Increasing ocean temperatures can be very harmful to coral health, causing bleaching and ultimately death of coral colonies. Coastal reefs are under the influence of continental areas and closer to anthropogenic activities, such as inputs of nutrients, pollution, tourism and fishing that combined negatively affect reef health. The coral Siderastrea stellata (Verrill, 1868) is among the main bioconstructor of shallow reefs in Northeastern Brazil, being common in several types of reefs, including coastal tide pools. We assessed the health of S. stellata in a tide pool to understand the temporal dynamic to which these corals are subjected and how it affects their health. We have monitored eleven S. stellata colonies for three years since February 2017, majorly on a twice-a-month basis, in a tide pool in Natal-RN. The colonies were evaluated for the occurrence and proportion of bleaching, paleness, mortality, and burying. We also collected temperature, wind and wave data, to evaluate potential temporal patterns associated to coral health. Most colonies remained healthy over time, except after stress events caused by high temperature and high level of burying, which resulted in up to a 100% of bleached colonies sometimes. Such burying events seem to be related to the directional change of winds and waves, which can lead to a greater deposition (orthogonal to coastline) or removal of sediments (tangential to coastline). Despite the stress caused by environmental variations, the colonies recovered within 30 days into a healthy state, indicating a high resilience. Our results show that burying and high temperature occurring simultaneously can cause serious damage to S. stellata, but the fast recovery of these colonies highlight the resilience of this important shallow reef constructor when facing both global and local impacts.

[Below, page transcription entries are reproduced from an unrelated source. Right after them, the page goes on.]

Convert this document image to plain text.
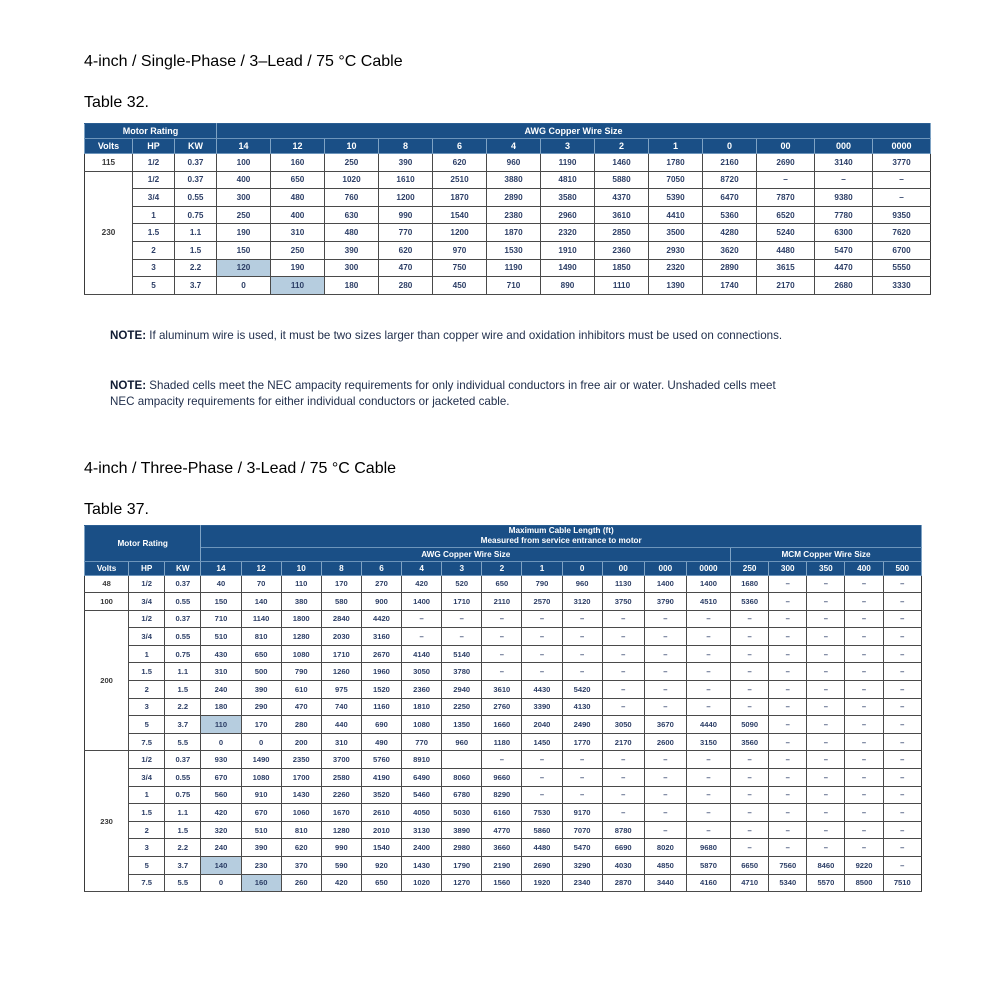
4-inch / Single-Phase / 3–Lead / 75 °C Cable
Table 32.
Motor Rating			AWG Copper Wire Size												
Volts	HP	KW	14	12	10	8	6	4	3	2	1	0	00	000	0000
115	1/2	0.37	100	160	250	390	620	960	1190	1460	1780	2160	2690	3140	3770
230	1/2	0.37	400	650	1020	1610	2510	3880	4810	5880	7050	8720	–	–	–
	3/4	0.55	300	480	760	1200	1870	2890	3580	4370	5390	6470	7870	9380	–
	1	0.75	250	400	630	990	1540	2380	2960	3610	4410	5360	6520	7780	9350
	1.5	1.1	190	310	480	770	1200	1870	2320	2850	3500	4280	5240	6300	7620
	2	1.5	150	250	390	620	970	1530	1910	2360	2930	3620	4480	5470	6700
	3	2.2	120	190	300	470	750	1190	1490	1850	2320	2890	3615	4470	5550
	5	3.7	0	110	180	280	450	710	890	1110	1390	1740	2170	2680	3330
NOTE: If aluminum wire is used, it must be two sizes larger than copper wire and oxidation inhibitors must be used on connections.
NOTE: Shaded cells meet the NEC ampacity requirements for only individual conductors in free air or water. Unshaded cells meet NEC ampacity requirements for either individual conductors or jacketed cable.
4-inch / Three-Phase / 3-Lead / 75 °C Cable
Table 37.
Motor Rating			Maximum Cable Length (ft)
Measured from service entrance to motor																	

			AWG Copper Wire Size													MCM Copper Wire Size				
Volts	HP	KW	14	12	10	8	6	4	3	2	1	0	00	000	0000	250	300	350	400	500
48	1/2	0.37	40	70	110	170	270	420	520	650	790	960	1130	1400	1400	1680	–	–	–	–
100	3/4	0.55	150	140	380	580	900	1400	1710	2110	2570	3120	3750	3790	4510	5360	–	–	–	–
200	1/2	0.37	710	1140	1800	2840	4420	–	–	–	–	–	–	–	–	–	–	–	–	–
	3/4	0.55	510	810	1280	2030	3160	–	–	–	–	–	–	–	–	–	–	–	–	–
	1	0.75	430	650	1080	1710	2670	4140	5140	–	–	–	–	–	–	–	–	–	–	–
	1.5	1.1	310	500	790	1260	1960	3050	3780	–	–	–	–	–	–	–	–	–	–	–
	2	1.5	240	390	610	975	1520	2360	2940	3610	4430	5420	–	–	–	–	–	–	–	–
	3	2.2	180	290	470	740	1160	1810	2250	2760	3390	4130	–	–	–	–	–	–	–	–
	5	3.7	110	170	280	440	690	1080	1350	1660	2040	2490	3050	3670	4440	5090	–	–	–	–
	7.5	5.5	0	0	200	310	490	770	960	1180	1450	1770	2170	2600	3150	3560	–	–	–	–
230	1/2	0.37	930	1490	2350	3700	5760	8910		–	–	–	–	–	–	–	–	–	–	–
	3/4	0.55	670	1080	1700	2580	4190	6490	8060	9660	–	–	–	–	–	–	–	–	–	–
	1	0.75	560	910	1430	2260	3520	5460	6780	8290	–	–	–	–	–	–	–	–	–	–
	1.5	1.1	420	670	1060	1670	2610	4050	5030	6160	7530	9170	–	–	–	–	–	–	–	–
	2	1.5	320	510	810	1280	2010	3130	3890	4770	5860	7070	8780	–	–	–	–	–	–	–
	3	2.2	240	390	620	990	1540	2400	2980	3660	4480	5470	6690	8020	9680	–	–	–	–	–
	5	3.7	140	230	370	590	920	1430	1790	2190	2690	3290	4030	4850	5870	6650	7560	8460	9220	–
	7.5	5.5	0	160	260	420	650	1020	1270	1560	1920	2340	2870	3440	4160	4710	5340	5570	8500	7510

Declining natural recovery ability in novel Anthropocene coral reefs: A case study from Puerto Rico

- Edwin A Hernández-Delgado*, María F Ortiz-Flores, & Jaime S Fonseca-Miranda - 

A wide array of human-driven environmental factors, including climate change, have affected coral reefs, contributing to their long-term degradation, to the loss of biodiversity, ecosystem functions and resilience. The interaction among the continuous alteration of coral assemblages, the long-term decline in successful coral recruitment, and the role played by increasingly stronger hurricanes in the context of environmental stress is still poorly understood. This study questioned the potential for coral reef recovery across different geographic areas under different environmental conditions. Reefs in geographic areas with the greatest degradation in water quality, as well as those severely impacted by hurricanes, were expected to have a lower density of coral recruits and therefore less potential for recovery. Sixteen fringing reefs were visited across three geographic regions of Puerto Rico. A two-way permutational analysis of variance (PERMANOVA) was used to test hypotheses regarding the difference in water quality, in the structure of benthic communities, and in the density and diversity of coral recruits among geographic areas and localities. Coral recruit community structure had a significant correlation both with the dynamics of water quality and coral reef benthic community structure. The study determined that a reef under chronic environmental degradation (i.e., higher phosphate, nitrate, ammonium concentrations, and low dissolved oxygen concentration, high turbidity) were characterized by a significant coral decline, dominance by macroalgae, and very poor coral recruitment. In contrast, reefs under better water quality conditions were in better shape and supported higher densities of diverse coral recruit communities. Reefs with severe mechanical destruction by hurricanes also showed very poor recruitment. Understanding spatio-temporal variation of coral reef ecological and environmental conditions is fundamental to understand present and future trajectories of coral community recovery following chronic environmental and acute climate-related disturbances. This is critical to understand and guide future coral reef rehabilitation efforts.